Counting

We wish to count the number of occurrences of a given pattern in a target string.

We will cover the following common pattern occurrence counting scenarios:

Substring: how to obtain the number of occurrences of a given substring in a given string.
Regular Expression: how to obtain the number of occurrences of match of a given regular expression in a given string.
Word: the special case of how to count the number of words in a given string.

The scenarios above can be extended in multiple ways, the most common of which are:

Ignore Case: Ignoring case (of both pattern and string) while matching.
Pattern Column: Matching a vector of patterns against a vector of strings of the same size
Multiple Patterns: Checking for multiple patterns at a time.

Substring

We wish to count the number of occurrences of a given substring in a given string.

In this example, we count the number of occurrences of the string ‘XY’ in each value of the column col_1.

df_2 = df %>% 
  mutate(col_2 = str_count(col_1, fixed('XY')))

Here is how this works:

We use str_count() from the stringr package (part of the tidyverse) to count the number of occurrences of the substring ‘XY’ in each value of the column col_1.
The str_count() function takes the following arguments:
- The column whose values we wish to check against; which in this case is col_1.
- The substring whose occurrences we wish to count; in this case ‘XY’. We wrap the substring in the helper fixed() because by default str_count() assumes that the pattern passed is a regular expression. fixed() specifies that the pattern is a fixed string.
The output data frame df_2 will be a copy of the input data frame df with an added column col_2 holding the number of occurrences of the string ‘XY’ in the corresponding value of the column col_1.

Regular Expression

We wish to count the number of occurrences of a given regular expression in a given string.

In this example, we count the number of vowels (while ignoring case) in each value of the column col_1.

df_2 = df %>% 
  mutate(col_2 = str_count(col_1, '[aeiou]'))

Here is how this works:

This works similarly to the substring scenario described above except that we pass a regular expression to str_count() instead of a substring.
The regular expression '[aeiou]' matches any of the characters in the square brackets (which are the five vowels in the English language).
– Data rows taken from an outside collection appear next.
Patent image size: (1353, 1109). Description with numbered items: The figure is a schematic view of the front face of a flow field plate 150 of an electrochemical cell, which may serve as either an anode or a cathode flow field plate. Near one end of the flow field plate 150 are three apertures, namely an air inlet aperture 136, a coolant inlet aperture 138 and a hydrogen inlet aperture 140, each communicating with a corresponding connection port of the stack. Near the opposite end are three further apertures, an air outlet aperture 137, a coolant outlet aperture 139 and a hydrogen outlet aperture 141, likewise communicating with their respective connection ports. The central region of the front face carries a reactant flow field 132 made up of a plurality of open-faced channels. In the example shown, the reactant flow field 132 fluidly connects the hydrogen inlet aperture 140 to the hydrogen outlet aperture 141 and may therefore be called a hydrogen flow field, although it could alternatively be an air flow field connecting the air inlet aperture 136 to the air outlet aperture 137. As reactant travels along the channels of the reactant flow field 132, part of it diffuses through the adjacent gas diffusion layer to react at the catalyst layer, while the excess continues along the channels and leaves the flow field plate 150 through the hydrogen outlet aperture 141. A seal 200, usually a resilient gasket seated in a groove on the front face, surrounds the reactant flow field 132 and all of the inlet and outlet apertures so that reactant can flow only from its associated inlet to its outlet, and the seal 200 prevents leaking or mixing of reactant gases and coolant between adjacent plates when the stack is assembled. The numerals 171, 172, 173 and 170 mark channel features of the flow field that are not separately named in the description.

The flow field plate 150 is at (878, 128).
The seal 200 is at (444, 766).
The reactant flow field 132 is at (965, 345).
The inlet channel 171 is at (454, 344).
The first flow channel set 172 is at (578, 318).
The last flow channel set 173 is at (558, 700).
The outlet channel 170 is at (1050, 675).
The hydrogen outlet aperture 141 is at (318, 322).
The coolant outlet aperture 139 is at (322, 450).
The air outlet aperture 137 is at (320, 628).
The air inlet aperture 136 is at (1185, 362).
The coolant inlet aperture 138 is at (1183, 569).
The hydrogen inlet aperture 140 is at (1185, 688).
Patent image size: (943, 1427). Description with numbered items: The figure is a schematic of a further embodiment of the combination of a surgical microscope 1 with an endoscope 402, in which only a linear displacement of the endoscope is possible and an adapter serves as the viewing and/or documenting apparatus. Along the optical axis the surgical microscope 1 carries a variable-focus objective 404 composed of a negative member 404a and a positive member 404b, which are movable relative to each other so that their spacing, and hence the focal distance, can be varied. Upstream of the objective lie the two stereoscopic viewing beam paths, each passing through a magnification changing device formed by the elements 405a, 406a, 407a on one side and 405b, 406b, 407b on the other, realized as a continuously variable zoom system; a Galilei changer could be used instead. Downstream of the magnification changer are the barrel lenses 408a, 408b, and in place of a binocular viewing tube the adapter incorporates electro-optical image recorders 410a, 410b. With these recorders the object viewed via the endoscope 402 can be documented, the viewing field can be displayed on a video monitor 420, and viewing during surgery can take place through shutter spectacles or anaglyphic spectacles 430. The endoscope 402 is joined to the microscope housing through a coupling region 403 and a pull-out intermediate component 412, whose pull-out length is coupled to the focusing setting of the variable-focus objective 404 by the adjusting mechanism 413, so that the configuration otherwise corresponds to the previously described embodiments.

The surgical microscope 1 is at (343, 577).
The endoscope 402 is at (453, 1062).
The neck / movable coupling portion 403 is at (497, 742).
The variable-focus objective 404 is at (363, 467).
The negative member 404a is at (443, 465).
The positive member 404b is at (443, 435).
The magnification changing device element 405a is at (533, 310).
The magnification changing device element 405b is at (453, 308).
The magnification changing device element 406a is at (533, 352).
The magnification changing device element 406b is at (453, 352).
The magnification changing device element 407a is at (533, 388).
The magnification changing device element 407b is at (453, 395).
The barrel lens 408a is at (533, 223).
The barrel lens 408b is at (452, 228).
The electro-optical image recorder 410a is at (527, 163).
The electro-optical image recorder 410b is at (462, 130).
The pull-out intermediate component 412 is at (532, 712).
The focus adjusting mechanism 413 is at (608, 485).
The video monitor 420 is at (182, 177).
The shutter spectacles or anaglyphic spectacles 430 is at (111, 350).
It can be thought of as an or operation.
The output data frame df_2 will be a copy of the input data frame df with an added column col_2 holding the number of vowels in the corresponding value of the column col_1.

Word

We wish to count the number of words in a string.

In this example, we wish to count the number of words in each value of the column col_1 and to return that as a new integer column col_2.

df_2 = df %>% 
    mutate(col_2 = str_count(col_1, boundary("word")))

Here is how this works:

In boundary("word"), we match the boundaries between words. boundary() is a stringr function that matches boundaries between characters, lines, sentences, or words depending on the argument passed to it.
We pass boundary("word") as the pattern to be matched to the second argument of str_count().
The output data frame df_2 is a copy of the input data frame df with an additional column col_2 where each row holds the number of words in the corresponding value of the column col_1.

Alternative: Via Regular Expression

df_2 = df %>% 
  mutate(col_2 = str_count(col_1, '\\w+'))

Here is how this works:

We use the regular expression ‘\\w+’ where:
- \w represents any ‘word’ character; i.e. letters, digits or underscore.
- + specifies that we are looking for one or more ‘word’ characters.
The output is the same as the primary solution above.

Ignore Case

Substring

We wish to count the number of occurrences of a given substring in a given string while ignoring case.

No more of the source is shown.